Na imaginação cultural brasileira, poucas figuras foram tão agudas como Abdias do Nascimento. Poeta, pintor, intelectual, dramaturgo e ator, Abdias proclamou a negritude como identidade e lutou para que o Brasil fizesse o mesmo. A tônica de sua obra foi fazer o Brasil reconhecer-se e assumir suas históricas e permanentes contradições raciais, refinando, ao mesmo tempo, seu senso estético.
Nas produções do Teatro Experimental do Negro (TEN), heróis e personagens, como Otelo, Orfeu e Jesus, eram negros. Em um país como o Brasil, passar graxa preta no rosto de um ator branco para compor um personagem “de cor” significava expor o racismo enraizado (e disfarçado) na sociedade brasileira. Segundo Abdias, “o TEN existiu como um desmascaramento sistemático da hipocrisia racial que permeia a nação”.
Além de grupo de encenação teatral, o TEN era um espaço de conscientização e tomada de posição política. Em sua trajetória, lançou luz sobre a negritude, assumindo-a como substância imprescindível à composição da cena cultural brasileira e ao aprimoramento da democracia.
Nélson Rodrigues foi um mestre na arte de quebrar barreiras morais e estéticas. Apontando fraquezas e atiçando feridas, teatralizou crueldades e mesquinharias incrustadas na cultura brasileira. “Anjo Negro”, peça escrita em 1946, trouxe cenas e personagens — como a criança que não queria mais ser negra — que fizeram refletir sobre a condição do negro e a chaga do racismo na sociedade brasileira.
Segundo Nélson Rodrigues, o negro aparecia no teatro apenas como “moleque gaiato”. Questionado se havia de fato “preconceito de cor no Brasil”, ele respondeu que, desde criança, lia e ouvia a negativa dessa afirmação, sob argumentos que ele achava bastante discutíveis:
“Afirma-se, por exemplo, que aqui não se lincham negros e nos Estados Unidos sim. De acordo. Mas não vejo em que isso prove coisíssima alguma. O preconceito pode ter milhões de outras maneiras de se manifestar, maneiras menos agressivas, menos contundentes e, no entanto, com uma crueldade não pequena”.

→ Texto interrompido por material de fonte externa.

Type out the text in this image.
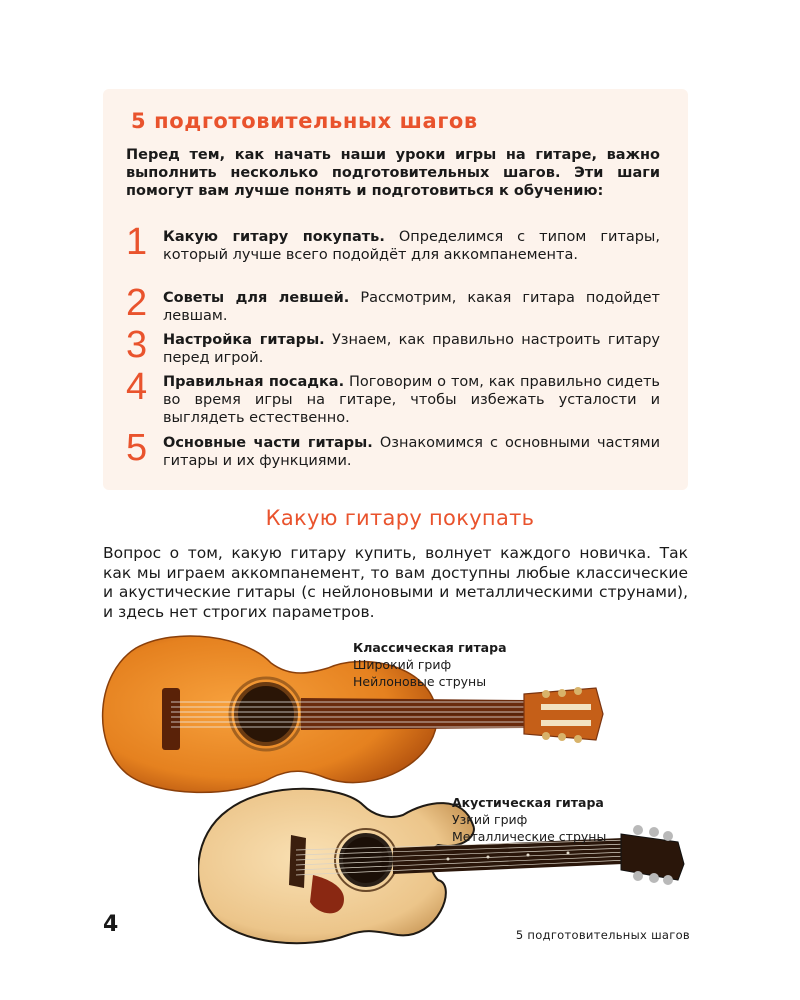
5 подготовительных шагов

Перед тем, как начать наши уроки игры на гитаре, важно выполнить несколько подготовительных шагов. Эти шаги помогут вам лучше понять и подготовиться к обучению:

1	Какую гитару покупать. Определимся с типом гитары, который лучше всего подойдёт для аккомпанемента.

2	Советы для левшей. Рассмотрим, какая гитара подойдет левшам.

3	Настройка гитары. Узнаем, как правильно настроить гитару перед игрой.

4	Правильная посадка. Поговорим о том, как правильно сидеть во время игры на гитаре, чтобы избежать усталости и выглядеть естественно.

5	Основные части гитары. Ознакомимся с основными частями гитары и их функциями.

Какую гитару покупать

Вопрос о том, какую гитару купить, волнует каждого новичка. Так как мы играем аккомпанемент, то вам доступны любые классические и акустические гитары (с нейлоновыми и металлическими струнами), и здесь нет строгих параметров.

Классическая гитара
Широкий гриф
Нейлоновые струны
Акустическая гитара
Узкий гриф
Металлические струны

4	5 подготовительных шагов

A peça marcaria definitivamente a imaginação brasileira, pois o drama se incorporava à vida de cada espectador.
Para muitos, um dos símbolos mais fortes da brasilidade era o malandro carioca, personagem de forte presença em nosso imaginário. Sempre de terno de linho, chapéu e gravata de cores vivas, avesso aos vínculos — empregatícios ou amorosos —, mestre da navalha e, principalmente, dono de uma ginga que lhe preservava a liberdade, o malandro era a encarnação do individualismo.
Em 1957, Paulo Francis resolveu dar vida a um texto de Antônio Callado e dirigiu “Pedro Mico”, peça em que o malandro adquire potencial revolucionário. Suas impossíveis escapadas da polícia, na visão da amante, seriam sinal de corpo fechado. Para ela, se Pedro tomasse consciência de sua classe — não a dos malandros, mas a dos favelados —, poderia, com sua astúcia e talento, liderar a luta contra o criminoso de luxo que morava ao lado dos “castelos de pobreza” onde viviam.
No final da peça, Pedro Mico, ao ser questionado se já cogitara liderar essa revolução contra a desigualdade social, responde: “Não. Mas vou pensar”.